С этого момента Грек перестал быть интересен Сайкину. Оставив его в санузле один на один с мыслями о швейцарском хронометре, Сайкин вернулся в коридор.
– Штык, – прозвучал его резкий призыв.
Призыв был напрасным, потому что Штык, как и положено любой тени, находился у Сайкина за спиной.
– Слушаю, – отозвалась тень, заставив хозяина тени вздрогнуть и нервно обернуться.
– Штык, что это за дела с лифтом, с аптекой? Почему я всё узнаю последним?
– Потому что вы интересуетесь этим в последнюю очередь, – прозвучал обезоруживающий ответ.
Сайкин смерил свою тень презрительным взглядом. Тень не произвела на него никакого впечатления. Она была мельче, щуплее и гораздо менее выразительной по сравнению со своим хозяином. Нехорошая улыбка исказила лицо Сайкина.

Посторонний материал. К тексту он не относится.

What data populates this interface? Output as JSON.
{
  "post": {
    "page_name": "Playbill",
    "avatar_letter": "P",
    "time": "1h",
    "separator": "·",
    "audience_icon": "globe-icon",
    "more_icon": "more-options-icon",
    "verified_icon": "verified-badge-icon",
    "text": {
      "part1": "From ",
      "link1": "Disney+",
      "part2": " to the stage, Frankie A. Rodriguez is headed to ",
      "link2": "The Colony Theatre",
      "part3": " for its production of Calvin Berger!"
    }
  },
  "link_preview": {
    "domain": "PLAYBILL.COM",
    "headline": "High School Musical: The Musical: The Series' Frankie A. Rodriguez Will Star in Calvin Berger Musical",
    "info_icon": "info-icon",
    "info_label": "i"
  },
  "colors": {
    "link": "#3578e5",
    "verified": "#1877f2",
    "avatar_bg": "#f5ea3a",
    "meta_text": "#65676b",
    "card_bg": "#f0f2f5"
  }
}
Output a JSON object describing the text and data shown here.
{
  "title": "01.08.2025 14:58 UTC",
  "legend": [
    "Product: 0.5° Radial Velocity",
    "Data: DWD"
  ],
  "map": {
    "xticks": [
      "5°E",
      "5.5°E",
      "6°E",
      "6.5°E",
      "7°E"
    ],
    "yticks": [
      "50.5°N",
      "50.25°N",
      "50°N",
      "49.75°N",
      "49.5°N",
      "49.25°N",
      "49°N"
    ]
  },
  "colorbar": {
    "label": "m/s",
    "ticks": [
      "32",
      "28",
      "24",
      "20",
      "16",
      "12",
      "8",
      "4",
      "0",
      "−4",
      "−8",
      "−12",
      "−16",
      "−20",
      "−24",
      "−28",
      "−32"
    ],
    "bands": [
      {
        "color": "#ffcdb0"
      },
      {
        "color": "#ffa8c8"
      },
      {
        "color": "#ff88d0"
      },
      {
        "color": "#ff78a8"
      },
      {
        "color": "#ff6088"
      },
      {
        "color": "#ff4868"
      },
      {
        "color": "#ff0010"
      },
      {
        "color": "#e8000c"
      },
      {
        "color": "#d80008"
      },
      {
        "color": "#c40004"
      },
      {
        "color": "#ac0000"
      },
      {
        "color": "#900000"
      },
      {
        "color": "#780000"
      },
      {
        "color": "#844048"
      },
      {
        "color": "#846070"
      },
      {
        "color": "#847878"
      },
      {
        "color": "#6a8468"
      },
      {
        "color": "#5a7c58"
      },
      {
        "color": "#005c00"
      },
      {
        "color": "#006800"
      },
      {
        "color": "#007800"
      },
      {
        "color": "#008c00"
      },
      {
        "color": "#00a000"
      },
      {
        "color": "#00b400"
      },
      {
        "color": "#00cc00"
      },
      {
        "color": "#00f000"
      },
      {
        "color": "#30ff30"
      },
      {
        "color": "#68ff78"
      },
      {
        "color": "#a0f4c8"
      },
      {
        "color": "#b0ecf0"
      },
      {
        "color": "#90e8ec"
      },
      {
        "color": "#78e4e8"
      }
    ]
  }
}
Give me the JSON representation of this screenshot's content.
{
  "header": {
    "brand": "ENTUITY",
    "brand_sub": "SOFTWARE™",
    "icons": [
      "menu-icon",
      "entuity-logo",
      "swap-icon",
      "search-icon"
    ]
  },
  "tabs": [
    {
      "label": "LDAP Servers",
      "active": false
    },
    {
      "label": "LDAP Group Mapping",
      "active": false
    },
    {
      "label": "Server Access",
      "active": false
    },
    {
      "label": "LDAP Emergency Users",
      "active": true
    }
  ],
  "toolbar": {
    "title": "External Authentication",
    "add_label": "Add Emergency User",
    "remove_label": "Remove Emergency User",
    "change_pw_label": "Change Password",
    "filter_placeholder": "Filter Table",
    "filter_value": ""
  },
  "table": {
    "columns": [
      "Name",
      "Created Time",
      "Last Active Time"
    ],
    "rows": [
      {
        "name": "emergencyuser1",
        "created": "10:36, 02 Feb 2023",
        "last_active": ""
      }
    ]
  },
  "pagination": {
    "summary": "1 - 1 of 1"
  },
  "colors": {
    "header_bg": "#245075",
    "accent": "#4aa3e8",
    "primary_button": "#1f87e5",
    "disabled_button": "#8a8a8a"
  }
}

– Ладно, – сообщил он своей тени. – Поговорим в другое время и в другом месте.
Такое предложение могло бы привести в ужас кого угодно, но не тень Сайкина. Тень, вероятно, осознавала, что без тёмной стороны ни один российский руководитель существовать не может, а потому не проявляла беспокойства. А может быть, невыразительная внешность тени не позволяла заметить признаки смятения.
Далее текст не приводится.